Multitable Insert and Distinct Values

I puzzled a little on the way to work about efficiently populating a hierarchy table based on a flat dimension. (“Why?” … seriously, you just don’t want to know that).

So let us suppose you have a table like this:

create table dim 
  (city varchar2(30), 
  state varchar2(30), 
  region varchar2(30), 
  country varchar2(30)) 
/

… and data like this … 

insert into dim values ('Fairfax'         ,'Virginia','US-East'   ,'USA'  ); 
insert into dim values ('Merrifield'      ,'Virginia','US-East'   ,'USA'  ); 
insert into dim values ('Alexandria'      ,'Virginia','US-East'   ,'USA'  ); 
insert into dim values ('Portland'        ,'Maine'   ,'US-East'   ,'USA'  ); 
insert into dim values ('Colorado Springs','Colorado','US-Central','USA'  ); 
insert into dim values ('Denver'          ,'Colorado','US-Central','USA'  ); 
insert into dim values ('Longmont'        ,'Colorado','US-Central','USA'  ); 
insert into dim values ('Salt Lake City'  ,'Utah'    ,'US-Central','USA'  ); 
insert into dim values ('Rome'            ,'Lazio'   ,'IT-Central','Italy');

… and you want to turn it into a hierarchy in the following table …

create table hier 
(attribute varchar2(30), 
parent varchar2(30), 
lvl varchar2(30)) 
/

You could do it as follows:

insert into hier 
select          city   , state  , 'City'    from dim 
union all 
select distinct state  , region , 'State'   from dim 
union all 
select distinct region , country, 'Region'  from dim 
union all 
select distinct country, null   , 'Country' from dim 
/

No distinct on the first select clause because we assume that City is unique (it would be if it were the PK on a real dimension, of course). In the absence of indexes to support fast full index scans we have four full table scans and three operations to support the distinct operator …

----------------------------------------------------------------------------                                                                                                                                                                                                                                 
| Id  | Operation           | Name | Rows  | Bytes | Cost (%CPU)| Time     |                                                                                                                                                                                                                                 
----------------------------------------------------------------------------                                                                                                                                                                                                                                 
|   0 | INSERT STATEMENT    |      |    25 |   418 |    11  (82)| 00:00:01 |                                                                                                                                                                                                                                 
|   1 |  UNION-ALL          |      |       |       |            |          |                                                                                                                                                                                                                                 
|   2 |   TABLE ACCESS FULL | DIM  |     9 |   171 |     2   (0)| 00:00:01 |                                                                                                                                                                                                                                 
|   3 |   HASH UNIQUE       |      |     9 |   162 |     3  (34)| 00:00:01 |                                                                                                                                                                                                                                 
|   4 |    TABLE ACCESS FULL| DIM  |     9 |   162 |     2   (0)| 00:00:01 |                                                                                                                                                                                                                                 
|   5 |   HASH UNIQUE       |      |     5 |    75 |     3  (34)| 00:00:01 |                                                                                                                                                                                                                                 
|   6 |    TABLE ACCESS FULL| DIM  |     9 |   135 |     2   (0)| 00:00:01 |                                                                                                                                                                                                                                 
|   7 |   HASH UNIQUE       |      |     2 |    10 |     3  (34)| 00:00:01 |                                                                                                                                                                                                                                 
|   8 |    TABLE ACCESS FULL| DIM  |     9 |    45 |     2   (0)| 00:00:01 |                                                                                                                                                                                                                                 
----------------------------------------------------------------------------                                                                                                                                                                                                                                

A pretty clean looking piece of SQL, but multiple scans of tables make my hackles rise. If this were a very large table and indexes couldn’t be leveraged then it could be a performance problem.

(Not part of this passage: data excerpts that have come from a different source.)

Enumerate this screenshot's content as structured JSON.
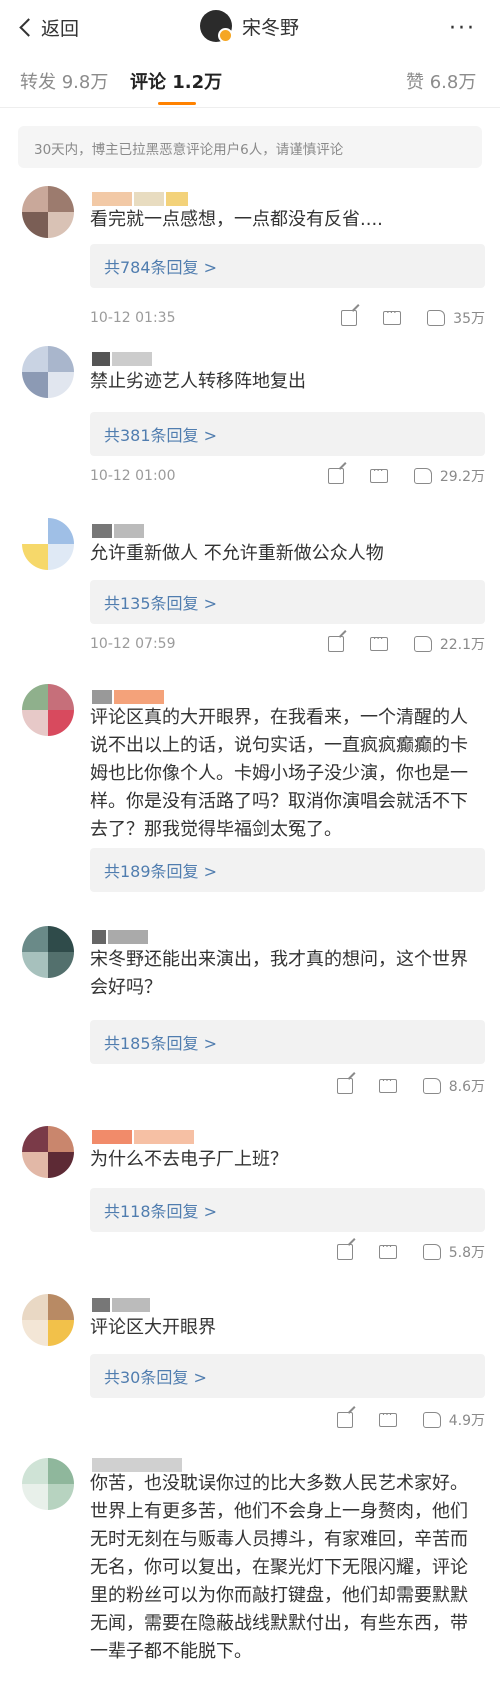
{
  "header": {
    "back_label": "返回",
    "title": "宋冬野",
    "more": "···"
  },
  "tabs": [
    {
      "label": "转发",
      "count": "9.8万",
      "active": false
    },
    {
      "label": "评论",
      "count": "1.2万",
      "active": true
    },
    {
      "label": "赞",
      "count": "6.8万",
      "active": false
    }
  ],
  "accent_color": "#ff8200",
  "link_color": "#507daf",
  "notice": "30天内，博主已拉黑恶意评论用户6人，请谨慎评论",
  "comments": [
    {
      "text": "看完就一点感想，一点都没有反省....",
      "replies": "共784条回复 >",
      "time": "10-12 01:35",
      "likes": "35万"
    },
    {
      "text": "禁止劣迹艺人转移阵地复出",
      "replies": "共381条回复 >",
      "time": "10-12 01:00",
      "likes": "29.2万"
    },
    {
      "text": "允许重新做人 不允许重新做公众人物",
      "replies": "共135条回复 >",
      "time": "10-12 07:59",
      "likes": "22.1万"
    },
    {
      "text": "评论区真的大开眼界，在我看来，一个清醒的人说不出以上的话，说句实话，一直疯疯癫癫的卡姆也比你像个人。卡姆小场子没少演，你也是一样。你是没有活路了吗？取消你演唱会就活不下去了？那我觉得毕福剑太冤了。",
      "replies": "共189条回复 >",
      "time": "",
      "likes": ""
    },
    {
      "text": "宋冬野还能出来演出，我才真的想问，这个世界会好吗？",
      "replies": "共185条回复 >",
      "time": "",
      "likes": "8.6万"
    },
    {
      "text": "为什么不去电子厂上班？",
      "replies": "共118条回复 >",
      "time": "",
      "likes": "5.8万"
    },
    {
      "text": "评论区大开眼界",
      "replies": "共30条回复 >",
      "time": "",
      "likes": "4.9万"
    },
    {
      "text": "你苦，也没耽误你过的比大多数人民艺术家好。世界上有更多苦，他们不会身上一身赘肉，他们无时无刻在与贩毒人员搏斗，有家难回，辛苦而无名，你可以复出，在聚光灯下无限闪耀，评论里的粉丝可以为你而敲打键盘，他们却需要默默无闻，需要在隐蔽战线默默付出，有些东西，带一辈子都不能脱下。",
      "replies": "",
      "time": "",
      "likes": ""
    }
  ]
}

An alternative occured to me:

insert all 
when 1               = 1 then into hier values (city   ,state  ,'City'   ) 
when state_row_ind   = 1 then into hier values (state  ,region ,'State'  ) 
when region_row_ind  = 1 then into hier values (region ,country,'Region' ) 
when country_row_ind = 1 then into hier values (country,null   ,'Country') 
select city, 
       state, 
       region, 
       country, 
       row_number() over (partition by region  order by 1) region_row_ind, 
       row_number() over (partition by state   order by 1) state_row_ind, 
       row_number() over (partition by country order by 1) country_row_ind 
from dim 
/

A single scan of the dim table is performed, with three window sorts:

--------------------------------------------------------------------------------                                                                                                                                                                                                                             
| Id  | Operation               | Name | Rows  | Bytes | Cost (%CPU)| Time     |                                                                                                                                                                                                                             
--------------------------------------------------------------------------------                                                                                                                                                                                                                             
|   0 | INSERT STATEMENT        |      |     9 |   963 |     5  (60)| 00:00:01 |                                                                                                                                                                                                                             
|   1 |  MULTI-TABLE INSERT     |      |       |       |            |          |                                                                                                                                                                                                                             
|   2 |   INTO                  | HIER |       |       |            |          |                                                                                                                                                                                                                             
|   3 |   INTO                  | HIER |       |       |            |          |                                                                                                                                                                                                                             
|   4 |   INTO                  | HIER |       |       |            |          |                                                                                                                                                                                                                             
|   5 |   INTO                  | HIER |       |       |            |          |                                                                                                                                                                                                                             
|   6 |    VIEW                 |      |     9 |   963 |     5  (60)| 00:00:01 |                                                                                                                                                                                                                             
|   7 |     WINDOW SORT         |      |     9 |   288 |     5  (60)| 00:00:01 |                                                                                                                                                                                                                             
|   8 |      WINDOW SORT        |      |     9 |   288 |     5  (60)| 00:00:01 |                                                                                                                                                                                                                             
|   9 |       WINDOW SORT       |      |     9 |   288 |     5  (60)| 00:00:01 |                                                                                                                                                                                                                             
|  10 |        TABLE ACCESS FULL| DIM  |     9 |   288 |     2   (0)| 00:00:01 |                                                                                                                                                                                                                             
--------------------------------------------------------------------------------

The cost of the two methods is exactly the same, but the cardinalities are both out — the correct answer is “19″. Of the two methods I’d expect the first to be more accurate and it did do pretty well. With such a small amount of data it’s difficult to make an accurate comparison, and the proper approach would be to benchmark each method on the production data.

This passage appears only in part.